English | Nederlands

EELSINGH, Christiana (geb. Zwolle 1-9-1903 – gest. Meppel 18-6-1964), schilderes. Dochter van Jan Anthonie Eelsingh (1866-1949), huisschilder, later (hof)fotograaf, en Christiana Scheuermann (1867-1949). Christiana Eelsingh trouwde op 5-2-1941 in Amsterdam met Roelof Frankot (1911-1984), kunstenaar en fotograaf. Uit dit huwelijk werd 1 dochter geboren.

Stien Eelsingh woonde in haar vroege jeugd met haar ouders en haar acht jaar oudere broer Wilhelm in Zwolle boven de fotozaak van haar vader. In 1912 verhuisde het gezin naar het huis Linquenda in het nabijgelegen Spoolde, waar haar vader zijn fotoatelier vestigde. Al in haar jeugd tekende Stien graag. Ook speelde ze piano en zwom ze. Stiens ouders waren gereformeerd en verboden haar aanvankelijk op zondag te zwemmen. Toen ze prijzen ging winnen, werd het zwemmen op zondag toch oogluikend toegestaan. Na de middelbare school werkte Stien als pianolerares en pianiste, omdat haar ouders niets in een kunstenaarsloopbaan zagen. Een tijdlang speelde ze in het Zwolse damesorkest The Pick Pockets.

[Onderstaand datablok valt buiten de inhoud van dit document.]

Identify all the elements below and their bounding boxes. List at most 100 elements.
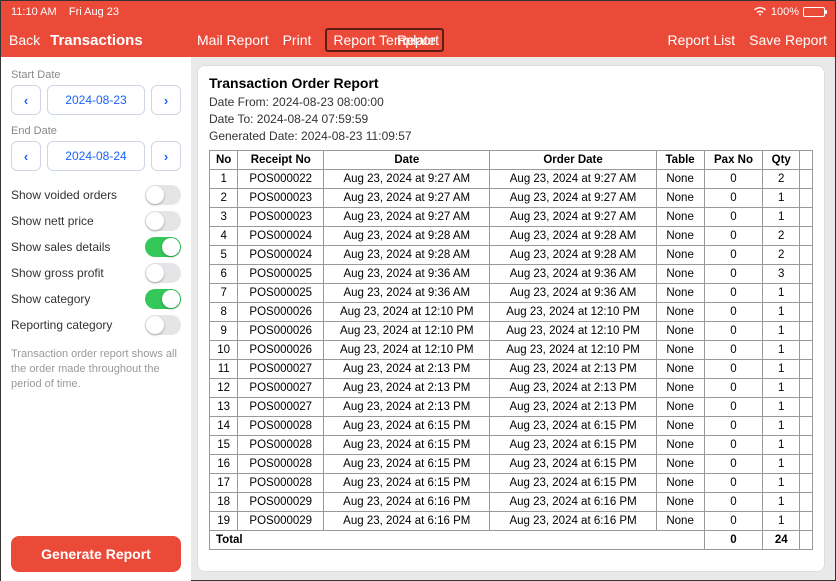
status-date: Fri Aug 23 bbox=[69, 6, 119, 18]
table-row[interactable]: 2POS000023Aug 23, 2024 at 9:27 AMAug 23,… bbox=[210, 189, 813, 208]
cell-qty: 2 bbox=[763, 170, 800, 189]
toggle-switch[interactable] bbox=[145, 263, 181, 283]
cell-pax: 0 bbox=[704, 170, 763, 189]
cell-pax: 0 bbox=[704, 208, 763, 227]
cell-qty: 1 bbox=[763, 455, 800, 474]
table-row[interactable]: 9POS000026Aug 23, 2024 at 12:10 PMAug 23… bbox=[210, 322, 813, 341]
toggle-label: Show nett price bbox=[11, 214, 94, 228]
table-row[interactable]: 16POS000028Aug 23, 2024 at 6:15 PMAug 23… bbox=[210, 455, 813, 474]
cell-order: Aug 23, 2024 at 2:13 PM bbox=[490, 360, 656, 379]
cell-date: Aug 23, 2024 at 9:27 AM bbox=[324, 208, 490, 227]
toggle-switch[interactable] bbox=[145, 211, 181, 231]
table-row[interactable]: 4POS000024Aug 23, 2024 at 9:28 AMAug 23,… bbox=[210, 227, 813, 246]
cell-order: Aug 23, 2024 at 9:28 AM bbox=[490, 246, 656, 265]
save-report-button[interactable]: Save Report bbox=[749, 32, 827, 48]
report-meta-to: Date To: 2024-08-24 07:59:59 bbox=[209, 111, 813, 128]
total-pax: 0 bbox=[704, 531, 763, 550]
table-row[interactable]: 5POS000024Aug 23, 2024 at 9:28 AMAug 23,… bbox=[210, 246, 813, 265]
cell-qty: 1 bbox=[763, 208, 800, 227]
cell-date: Aug 23, 2024 at 9:28 AM bbox=[324, 246, 490, 265]
end-date-button[interactable]: 2024-08-24 bbox=[47, 141, 145, 171]
report-list-button[interactable]: Report List bbox=[667, 32, 735, 48]
toggle-switch[interactable] bbox=[145, 289, 181, 309]
cell-order: Aug 23, 2024 at 2:13 PM bbox=[490, 398, 656, 417]
cell-table: None bbox=[656, 436, 704, 455]
cell-order: Aug 23, 2024 at 9:36 AM bbox=[490, 265, 656, 284]
cell-order: Aug 23, 2024 at 6:15 PM bbox=[490, 474, 656, 493]
start-date-button[interactable]: 2024-08-23 bbox=[47, 85, 145, 115]
cell-receipt: POS000024 bbox=[238, 227, 324, 246]
start-date-label: Start Date bbox=[11, 69, 181, 81]
cell-table: None bbox=[656, 341, 704, 360]
print-button[interactable]: Print bbox=[283, 32, 312, 48]
table-row[interactable]: 14POS000028Aug 23, 2024 at 6:15 PMAug 23… bbox=[210, 417, 813, 436]
table-row[interactable]: 19POS000029Aug 23, 2024 at 6:16 PMAug 23… bbox=[210, 512, 813, 531]
table-row[interactable]: 12POS000027Aug 23, 2024 at 2:13 PMAug 23… bbox=[210, 379, 813, 398]
cell-qty: 1 bbox=[763, 360, 800, 379]
table-row[interactable]: 1POS000022Aug 23, 2024 at 9:27 AMAug 23,… bbox=[210, 170, 813, 189]
table-row[interactable]: 18POS000029Aug 23, 2024 at 6:16 PMAug 23… bbox=[210, 493, 813, 512]
start-date-next[interactable]: › bbox=[151, 85, 181, 115]
cell-table: None bbox=[656, 284, 704, 303]
back-button[interactable]: Back bbox=[9, 32, 40, 48]
cell-date: Aug 23, 2024 at 12:10 PM bbox=[324, 322, 490, 341]
cell-order: Aug 23, 2024 at 6:15 PM bbox=[490, 417, 656, 436]
cell-no: 18 bbox=[210, 493, 238, 512]
cell-order: Aug 23, 2024 at 9:28 AM bbox=[490, 227, 656, 246]
cell-date: Aug 23, 2024 at 2:13 PM bbox=[324, 360, 490, 379]
toggle-label: Show gross profit bbox=[11, 266, 104, 280]
cell-qty: 1 bbox=[763, 189, 800, 208]
cell-date: Aug 23, 2024 at 2:13 PM bbox=[324, 379, 490, 398]
table-row[interactable]: 8POS000026Aug 23, 2024 at 12:10 PMAug 23… bbox=[210, 303, 813, 322]
cell-table: None bbox=[656, 455, 704, 474]
table-row[interactable]: 3POS000023Aug 23, 2024 at 9:27 AMAug 23,… bbox=[210, 208, 813, 227]
table-total-row: Total 0 24 bbox=[210, 531, 813, 550]
cell-qty: 1 bbox=[763, 398, 800, 417]
cell-no: 9 bbox=[210, 322, 238, 341]
table-row[interactable]: 10POS000026Aug 23, 2024 at 12:10 PMAug 2… bbox=[210, 341, 813, 360]
table-row[interactable]: 7POS000025Aug 23, 2024 at 9:36 AMAug 23,… bbox=[210, 284, 813, 303]
total-qty: 24 bbox=[763, 531, 800, 550]
cell-date: Aug 23, 2024 at 12:10 PM bbox=[324, 303, 490, 322]
cell-date: Aug 23, 2024 at 6:16 PM bbox=[324, 493, 490, 512]
table-row[interactable]: 15POS000028Aug 23, 2024 at 6:15 PMAug 23… bbox=[210, 436, 813, 455]
cell-receipt: POS000024 bbox=[238, 246, 324, 265]
table-header: Receipt No bbox=[238, 151, 324, 170]
cell-order: Aug 23, 2024 at 6:15 PM bbox=[490, 455, 656, 474]
cell-order: Aug 23, 2024 at 12:10 PM bbox=[490, 303, 656, 322]
generate-report-button[interactable]: Generate Report bbox=[11, 536, 181, 572]
cell-receipt: POS000025 bbox=[238, 265, 324, 284]
cell-table: None bbox=[656, 417, 704, 436]
cell-order: Aug 23, 2024 at 9:27 AM bbox=[490, 208, 656, 227]
toggle-switch[interactable] bbox=[145, 237, 181, 257]
table-row[interactable]: 17POS000028Aug 23, 2024 at 6:15 PMAug 23… bbox=[210, 474, 813, 493]
end-date-next[interactable]: › bbox=[151, 141, 181, 171]
cell-no: 10 bbox=[210, 341, 238, 360]
mail-report-button[interactable]: Mail Report bbox=[197, 32, 269, 48]
table-row[interactable]: 6POS000025Aug 23, 2024 at 9:36 AMAug 23,… bbox=[210, 265, 813, 284]
wifi-icon bbox=[753, 6, 767, 19]
nav-bar: Back Transactions Mail Report Print Repo… bbox=[1, 23, 835, 57]
end-date-prev[interactable]: ‹ bbox=[11, 141, 41, 171]
cell-order: Aug 23, 2024 at 12:10 PM bbox=[490, 322, 656, 341]
cell-table: None bbox=[656, 493, 704, 512]
cell-receipt: POS000026 bbox=[238, 322, 324, 341]
toggle-switch[interactable] bbox=[145, 315, 181, 335]
table-header: Table bbox=[656, 151, 704, 170]
cell-pax: 0 bbox=[704, 455, 763, 474]
table-row[interactable]: 11POS000027Aug 23, 2024 at 2:13 PMAug 23… bbox=[210, 360, 813, 379]
cell-table: None bbox=[656, 474, 704, 493]
cell-table: None bbox=[656, 360, 704, 379]
cell-qty: 1 bbox=[763, 322, 800, 341]
cell-receipt: POS000027 bbox=[238, 379, 324, 398]
battery-icon bbox=[803, 7, 825, 17]
table-row[interactable]: 13POS000027Aug 23, 2024 at 2:13 PMAug 23… bbox=[210, 398, 813, 417]
toggle-row: Show gross profit bbox=[11, 263, 181, 283]
toggle-switch[interactable] bbox=[145, 185, 181, 205]
cell-receipt: POS000023 bbox=[238, 189, 324, 208]
table-header: Order Date bbox=[490, 151, 656, 170]
start-date-prev[interactable]: ‹ bbox=[11, 85, 41, 115]
cell-receipt: POS000023 bbox=[238, 208, 324, 227]
cell-pax: 0 bbox=[704, 360, 763, 379]
cell-pax: 0 bbox=[704, 379, 763, 398]
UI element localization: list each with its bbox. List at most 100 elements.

Ook al had Stien Eelsingh geen schildersopleiding gevolgd, rond 1924 koos ze toch voor het schildersvak. Ze werd bestuurslid van de in dat jaar opgerichte Zwolsche Kunstkring. Daar werkte ze naar levend model en deed ze mee aan exposities. In die tijd maakte ze veel stadsgezichten, portretten en bloemstillevens – zonnebloemen waren een tijdje haar favoriet. Voor haar portretstudies koos ze karakteristieke types, die ze vooral zocht onder ambachtslieden. In september 1929 kocht ze van haar vader een pand aan de Ossenmarkt in Zwolle en vestigde daar haar atelier. Ze werkte samen met Jo Koster – ze gaven beiden schilderlessen. Voor de tekening ‘Schoenmaker’ ontving Eelsingh in 1932 de Koninklijke subsidie. Ook in 1933 en 1934 kreeg zij deze subsidie toegekend.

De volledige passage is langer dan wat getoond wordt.